Un Steve en remplaçant un autre, c’est depuis 2008 Steve
Forrest qui officie derrière les fûts de Placebo. Et malgré l’attachement certain des fans pour le batteur historique de Placebo, la transition se
fait sans trop de heurts, notamment grâce à la personnalité du jeune batteur californien.
Toutefois, il reste une partie du public qui, entre la direction artistique prise par le groupe dernièrement et des prestations scéniques laissant à désirer ne se retrouvent
plus dans ce Placebo sans Hewitt.
La carrière musicale de Steve Hewitt a semblé donc bien compromise par cette éviction. Mais c’est oublier sa grande expérience avant son arrivée dans le groupe,
qui prouve que le monsieur sait rebondir et qu’il ne manque pas de ressources.
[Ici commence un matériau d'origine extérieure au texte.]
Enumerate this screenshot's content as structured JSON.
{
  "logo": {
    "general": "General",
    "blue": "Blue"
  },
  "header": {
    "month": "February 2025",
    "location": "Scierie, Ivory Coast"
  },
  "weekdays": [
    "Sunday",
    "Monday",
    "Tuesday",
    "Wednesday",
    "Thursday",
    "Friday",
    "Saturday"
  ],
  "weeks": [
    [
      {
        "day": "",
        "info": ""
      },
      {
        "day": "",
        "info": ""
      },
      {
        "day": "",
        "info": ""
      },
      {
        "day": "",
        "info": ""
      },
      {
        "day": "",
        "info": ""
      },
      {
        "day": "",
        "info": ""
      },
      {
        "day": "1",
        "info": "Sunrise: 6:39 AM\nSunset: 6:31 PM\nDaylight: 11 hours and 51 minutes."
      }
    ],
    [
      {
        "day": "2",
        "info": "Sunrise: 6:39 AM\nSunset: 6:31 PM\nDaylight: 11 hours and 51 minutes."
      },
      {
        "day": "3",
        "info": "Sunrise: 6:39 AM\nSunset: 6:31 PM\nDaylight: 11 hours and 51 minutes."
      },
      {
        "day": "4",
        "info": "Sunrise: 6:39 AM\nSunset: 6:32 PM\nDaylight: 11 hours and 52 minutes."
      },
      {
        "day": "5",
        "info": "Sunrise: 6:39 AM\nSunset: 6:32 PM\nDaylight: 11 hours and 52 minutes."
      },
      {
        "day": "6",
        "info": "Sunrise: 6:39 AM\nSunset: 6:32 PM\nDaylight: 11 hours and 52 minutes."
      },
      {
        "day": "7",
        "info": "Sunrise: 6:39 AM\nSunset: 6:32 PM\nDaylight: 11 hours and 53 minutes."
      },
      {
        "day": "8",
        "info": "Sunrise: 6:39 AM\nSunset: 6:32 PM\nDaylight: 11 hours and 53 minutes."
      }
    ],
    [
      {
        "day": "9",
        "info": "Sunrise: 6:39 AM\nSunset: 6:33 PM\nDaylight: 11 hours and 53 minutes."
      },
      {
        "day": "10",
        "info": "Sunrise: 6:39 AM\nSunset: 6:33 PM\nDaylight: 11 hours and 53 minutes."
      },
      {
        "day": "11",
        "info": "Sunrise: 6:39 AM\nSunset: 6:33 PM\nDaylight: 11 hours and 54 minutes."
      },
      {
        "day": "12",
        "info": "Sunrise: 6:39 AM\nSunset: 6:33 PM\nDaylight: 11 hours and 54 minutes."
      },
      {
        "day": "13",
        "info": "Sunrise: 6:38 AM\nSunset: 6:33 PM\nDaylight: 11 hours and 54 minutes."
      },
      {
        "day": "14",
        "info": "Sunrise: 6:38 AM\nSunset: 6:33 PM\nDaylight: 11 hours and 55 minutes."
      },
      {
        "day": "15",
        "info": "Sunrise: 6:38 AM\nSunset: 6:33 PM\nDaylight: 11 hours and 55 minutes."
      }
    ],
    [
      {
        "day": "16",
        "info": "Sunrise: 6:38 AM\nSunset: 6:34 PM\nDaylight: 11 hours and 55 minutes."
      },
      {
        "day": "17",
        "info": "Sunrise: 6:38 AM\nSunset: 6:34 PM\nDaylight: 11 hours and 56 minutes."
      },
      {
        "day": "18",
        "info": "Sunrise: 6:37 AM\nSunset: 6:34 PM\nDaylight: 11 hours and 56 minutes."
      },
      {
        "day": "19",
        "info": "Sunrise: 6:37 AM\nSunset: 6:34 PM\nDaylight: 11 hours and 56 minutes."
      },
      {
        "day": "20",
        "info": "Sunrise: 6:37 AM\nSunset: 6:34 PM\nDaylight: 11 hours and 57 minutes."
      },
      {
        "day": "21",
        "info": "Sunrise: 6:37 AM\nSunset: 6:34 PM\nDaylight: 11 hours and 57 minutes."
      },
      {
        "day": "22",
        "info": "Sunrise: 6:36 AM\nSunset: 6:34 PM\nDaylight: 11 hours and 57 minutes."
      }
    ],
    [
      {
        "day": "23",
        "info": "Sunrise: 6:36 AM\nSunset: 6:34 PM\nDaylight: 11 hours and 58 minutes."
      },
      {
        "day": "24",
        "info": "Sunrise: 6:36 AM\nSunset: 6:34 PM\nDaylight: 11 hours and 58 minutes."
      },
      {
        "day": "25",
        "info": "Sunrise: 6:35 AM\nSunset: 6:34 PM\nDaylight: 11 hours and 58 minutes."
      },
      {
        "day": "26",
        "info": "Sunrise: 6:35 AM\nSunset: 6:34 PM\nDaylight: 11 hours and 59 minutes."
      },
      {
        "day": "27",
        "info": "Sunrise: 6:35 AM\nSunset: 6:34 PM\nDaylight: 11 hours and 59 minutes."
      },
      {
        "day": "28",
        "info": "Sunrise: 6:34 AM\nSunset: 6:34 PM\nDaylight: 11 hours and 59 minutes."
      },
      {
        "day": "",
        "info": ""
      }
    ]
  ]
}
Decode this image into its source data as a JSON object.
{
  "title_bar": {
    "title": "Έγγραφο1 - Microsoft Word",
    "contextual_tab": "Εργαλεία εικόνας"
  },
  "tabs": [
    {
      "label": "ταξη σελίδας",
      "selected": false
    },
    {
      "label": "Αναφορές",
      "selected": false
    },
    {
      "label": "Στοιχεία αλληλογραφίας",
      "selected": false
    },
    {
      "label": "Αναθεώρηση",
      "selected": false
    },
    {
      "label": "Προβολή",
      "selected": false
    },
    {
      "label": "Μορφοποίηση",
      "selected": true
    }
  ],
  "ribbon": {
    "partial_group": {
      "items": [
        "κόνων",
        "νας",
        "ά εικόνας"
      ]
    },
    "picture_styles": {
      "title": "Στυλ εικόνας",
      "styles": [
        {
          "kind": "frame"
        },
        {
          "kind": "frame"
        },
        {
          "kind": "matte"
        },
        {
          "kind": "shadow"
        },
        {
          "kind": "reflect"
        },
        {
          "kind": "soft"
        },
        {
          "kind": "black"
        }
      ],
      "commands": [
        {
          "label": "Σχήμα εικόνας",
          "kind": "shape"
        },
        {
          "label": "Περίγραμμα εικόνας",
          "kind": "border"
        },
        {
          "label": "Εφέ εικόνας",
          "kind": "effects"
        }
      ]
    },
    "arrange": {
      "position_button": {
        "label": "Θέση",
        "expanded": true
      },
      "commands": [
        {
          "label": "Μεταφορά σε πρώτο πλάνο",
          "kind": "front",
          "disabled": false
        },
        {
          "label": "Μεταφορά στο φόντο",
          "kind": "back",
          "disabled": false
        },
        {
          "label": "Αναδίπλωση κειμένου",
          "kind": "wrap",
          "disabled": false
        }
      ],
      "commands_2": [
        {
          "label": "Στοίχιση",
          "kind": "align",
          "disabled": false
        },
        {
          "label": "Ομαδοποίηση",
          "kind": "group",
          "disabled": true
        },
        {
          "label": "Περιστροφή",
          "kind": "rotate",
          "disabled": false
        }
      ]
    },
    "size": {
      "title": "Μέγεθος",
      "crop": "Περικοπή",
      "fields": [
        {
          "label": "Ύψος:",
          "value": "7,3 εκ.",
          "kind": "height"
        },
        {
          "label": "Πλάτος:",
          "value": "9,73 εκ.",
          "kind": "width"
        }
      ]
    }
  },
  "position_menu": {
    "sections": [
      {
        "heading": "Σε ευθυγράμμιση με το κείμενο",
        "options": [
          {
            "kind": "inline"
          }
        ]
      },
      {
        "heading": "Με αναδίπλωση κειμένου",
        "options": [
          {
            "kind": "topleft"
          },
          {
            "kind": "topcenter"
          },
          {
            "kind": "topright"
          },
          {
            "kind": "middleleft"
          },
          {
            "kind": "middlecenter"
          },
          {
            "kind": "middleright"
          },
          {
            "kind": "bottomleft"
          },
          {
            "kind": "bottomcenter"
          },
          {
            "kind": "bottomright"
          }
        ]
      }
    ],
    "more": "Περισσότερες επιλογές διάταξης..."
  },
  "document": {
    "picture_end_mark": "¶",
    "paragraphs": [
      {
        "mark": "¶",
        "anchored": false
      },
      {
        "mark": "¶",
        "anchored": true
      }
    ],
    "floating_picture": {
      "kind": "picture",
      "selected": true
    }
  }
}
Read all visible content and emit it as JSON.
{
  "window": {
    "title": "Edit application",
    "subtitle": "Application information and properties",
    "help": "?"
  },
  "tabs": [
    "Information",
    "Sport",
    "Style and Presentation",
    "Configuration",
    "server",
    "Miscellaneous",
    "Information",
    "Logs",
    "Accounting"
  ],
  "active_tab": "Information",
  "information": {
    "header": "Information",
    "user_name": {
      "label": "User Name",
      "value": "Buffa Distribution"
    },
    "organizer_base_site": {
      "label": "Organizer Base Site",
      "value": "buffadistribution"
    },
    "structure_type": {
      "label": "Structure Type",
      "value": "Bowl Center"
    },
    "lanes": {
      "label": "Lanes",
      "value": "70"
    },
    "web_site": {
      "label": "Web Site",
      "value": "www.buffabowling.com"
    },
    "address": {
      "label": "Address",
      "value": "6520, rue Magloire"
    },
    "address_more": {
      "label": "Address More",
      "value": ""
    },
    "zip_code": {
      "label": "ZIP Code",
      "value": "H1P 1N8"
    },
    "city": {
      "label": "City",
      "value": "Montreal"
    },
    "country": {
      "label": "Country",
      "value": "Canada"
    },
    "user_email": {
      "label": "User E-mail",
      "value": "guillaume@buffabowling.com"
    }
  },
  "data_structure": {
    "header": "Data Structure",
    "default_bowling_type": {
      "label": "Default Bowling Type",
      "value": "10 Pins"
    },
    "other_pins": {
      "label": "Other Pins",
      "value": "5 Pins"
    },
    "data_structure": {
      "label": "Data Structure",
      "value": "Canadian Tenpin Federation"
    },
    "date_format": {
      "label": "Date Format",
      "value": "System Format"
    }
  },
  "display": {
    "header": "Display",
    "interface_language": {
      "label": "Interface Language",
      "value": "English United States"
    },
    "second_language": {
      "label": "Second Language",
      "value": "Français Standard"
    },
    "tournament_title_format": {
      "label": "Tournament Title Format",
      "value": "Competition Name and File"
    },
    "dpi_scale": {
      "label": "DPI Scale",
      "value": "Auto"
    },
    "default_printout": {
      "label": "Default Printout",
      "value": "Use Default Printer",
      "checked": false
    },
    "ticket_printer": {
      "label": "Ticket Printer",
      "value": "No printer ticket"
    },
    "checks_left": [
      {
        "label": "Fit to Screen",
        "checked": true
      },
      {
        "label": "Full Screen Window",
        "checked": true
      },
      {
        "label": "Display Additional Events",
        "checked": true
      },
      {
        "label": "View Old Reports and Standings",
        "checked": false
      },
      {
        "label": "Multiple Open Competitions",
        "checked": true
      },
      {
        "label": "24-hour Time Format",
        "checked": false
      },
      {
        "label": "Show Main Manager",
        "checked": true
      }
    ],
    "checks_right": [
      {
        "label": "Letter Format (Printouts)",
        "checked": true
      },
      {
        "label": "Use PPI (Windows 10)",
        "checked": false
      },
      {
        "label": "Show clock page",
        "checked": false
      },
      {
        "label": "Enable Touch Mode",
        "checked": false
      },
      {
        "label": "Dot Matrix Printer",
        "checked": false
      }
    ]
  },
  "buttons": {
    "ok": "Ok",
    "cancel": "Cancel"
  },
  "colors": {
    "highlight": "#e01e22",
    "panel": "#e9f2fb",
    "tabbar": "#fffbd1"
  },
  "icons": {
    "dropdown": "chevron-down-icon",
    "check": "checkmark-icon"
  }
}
Il n’a d'ailleurs pas tardé à se remettre au travail puisque dès 2007, avant même l’annonce de son départ, il a été question d’un album écrit à quatre mains avec le mancunéen Jon Thorne.
Ce qui semblait alors être un projet parallèle à Placebo, au même titre que l’Hotel Persona de
Stefan Olsdal serait en fait le point de départ d’une nouvelle carrière pour Steve Hewitt.
En mars 2009, Jon Thorne relance l’information via un message plutôt énigmatique, mais
qui annonce clairement que le projet est toujours d’actualité.
Toutefois l’absence d’informations précises et les annonces contradictoires qui ont suivis ont semé le doute dans l’esprit des fans de Placebo qui attendaient
des nouvelles de l’ancien batteur.
Steve Hewitt réapparait pourtant en aout 2009, et c’est le réseau social Facebook qu’il choisit pour annoncer son grand retour.
Début novembre 2009, Steve Hewitt révèle enfin le nom de son nouveau
groupe qui s'avère être également le nom de l'album à venir : "Love Amongst Ruin".
A suivre...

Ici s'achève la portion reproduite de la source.